Traveller's Tales' Lego games are rarely given awards for being the most polished titles on the market or for showing off highly innovative gameplay, but there's one thing that I've learned I can expect from this series, which I've messed around a bit with since the original Lego Star Wars—fun, if sometimes flawed, games with a humorous take on big movies that the family can enjoy, particularly in co-op mode.

So I'm not really sure what happened with the DS version of Lego Harry Potter: Years 1-4, which WB Games sent me for review along with the more traditional Wii version. In particular, I'm not really sure who the game is intended for.

Of course, the DS' small screens and comparatively low resolution do call for a bit of reimagining of any console title; this is to be expected. But what we have in the DS version of Lego Harry Potter barely resembles anything else in the Lego movie franchise; if anything, it feels more like a generic movie tie-in game that had a few series elements stuck on, with Harry and friends manipulating Lego objects that just as easily could have been not.


The characters in the game even talk, which may not immediately strike someone not familiar with the Lego franchise as out-of-place, but it is. A good deal of the charm of the Lego games has been the acting-out of famous scenes from the movies they derive from by Lego characters who emote solely through grunts and facial expressions. The DS version of Lego Harry Potter also includes prerendered video of some of the cutscenes from its console big brother, which makes the way the characters act in-game even more out of place.
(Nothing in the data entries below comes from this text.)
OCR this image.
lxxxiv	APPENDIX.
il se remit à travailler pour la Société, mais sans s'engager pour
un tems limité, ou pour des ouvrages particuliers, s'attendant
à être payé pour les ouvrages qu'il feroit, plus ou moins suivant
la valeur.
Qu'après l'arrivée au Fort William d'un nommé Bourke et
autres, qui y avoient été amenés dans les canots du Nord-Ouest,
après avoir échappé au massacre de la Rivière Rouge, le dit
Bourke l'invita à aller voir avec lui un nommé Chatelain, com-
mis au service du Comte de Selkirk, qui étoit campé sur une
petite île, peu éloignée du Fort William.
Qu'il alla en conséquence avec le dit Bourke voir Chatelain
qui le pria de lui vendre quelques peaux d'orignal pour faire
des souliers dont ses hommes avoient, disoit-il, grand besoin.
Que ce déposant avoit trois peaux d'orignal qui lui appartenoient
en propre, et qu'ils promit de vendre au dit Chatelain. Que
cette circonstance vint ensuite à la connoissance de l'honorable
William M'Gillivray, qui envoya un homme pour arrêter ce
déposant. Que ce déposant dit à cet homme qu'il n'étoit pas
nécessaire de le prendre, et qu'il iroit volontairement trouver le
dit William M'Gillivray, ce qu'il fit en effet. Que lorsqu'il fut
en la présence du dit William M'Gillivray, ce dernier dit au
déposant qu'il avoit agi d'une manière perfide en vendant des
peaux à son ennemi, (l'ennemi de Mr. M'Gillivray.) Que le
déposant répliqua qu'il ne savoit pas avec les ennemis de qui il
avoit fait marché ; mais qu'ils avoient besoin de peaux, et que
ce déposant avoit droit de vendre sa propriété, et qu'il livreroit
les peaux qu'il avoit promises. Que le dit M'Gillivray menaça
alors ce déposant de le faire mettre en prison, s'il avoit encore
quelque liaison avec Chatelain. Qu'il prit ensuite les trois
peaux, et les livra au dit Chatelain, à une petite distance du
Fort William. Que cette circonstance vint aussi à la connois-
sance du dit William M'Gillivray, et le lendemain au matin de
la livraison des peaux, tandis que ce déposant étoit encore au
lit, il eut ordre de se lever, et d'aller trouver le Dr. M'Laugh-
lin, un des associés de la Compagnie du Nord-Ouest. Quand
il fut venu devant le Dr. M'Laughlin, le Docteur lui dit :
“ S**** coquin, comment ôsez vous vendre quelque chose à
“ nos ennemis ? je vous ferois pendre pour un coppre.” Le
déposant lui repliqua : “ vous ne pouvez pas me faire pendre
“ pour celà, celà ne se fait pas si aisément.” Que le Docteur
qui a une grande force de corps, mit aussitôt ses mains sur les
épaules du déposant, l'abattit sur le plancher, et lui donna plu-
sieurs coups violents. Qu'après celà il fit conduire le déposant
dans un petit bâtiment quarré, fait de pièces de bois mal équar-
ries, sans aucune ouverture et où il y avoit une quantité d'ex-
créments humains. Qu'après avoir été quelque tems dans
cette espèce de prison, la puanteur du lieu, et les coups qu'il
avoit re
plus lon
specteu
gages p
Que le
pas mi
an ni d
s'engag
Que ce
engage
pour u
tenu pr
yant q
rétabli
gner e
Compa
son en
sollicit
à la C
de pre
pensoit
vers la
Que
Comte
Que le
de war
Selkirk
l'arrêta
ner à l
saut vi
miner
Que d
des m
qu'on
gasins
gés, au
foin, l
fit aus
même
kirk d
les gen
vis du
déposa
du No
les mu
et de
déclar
In the event that this is not a concern for you, though, you're probably wondering how the underlying game is. Truth is, there's really not a whole lot of game to it. Most of Lego Harry Potter consists of dropping into an area, seeing the items marked with a green outline (which you can cast a spell on), doing so, and moving on. There's so very little challenge that it seems like it's something a really young kid just of reading age could enjoy, but—as a parent myself—I question whether a kid that age would have any appreciation for the Harry Potter franchise to begin with. The books and movies are simply at a level much higher than the game ever begins to demand.

I'm just not really sure who the DS version of Lego Harry Potter is meant for. It's not going to appeal to fans of the Lego movie franchise; it's way below the level of Harry Potter fans; and anyone not in either group who manages to pick up the game anyway is simply going to find the whole experience a bit bizarre. Lego movie games on the DS have clearly fallen a long way from the good fun of The Complete Saga. I recommend heading straight for the console versions instead if you want to get your fix in (my review of the Wii version is coming soon)—but give this game a pass.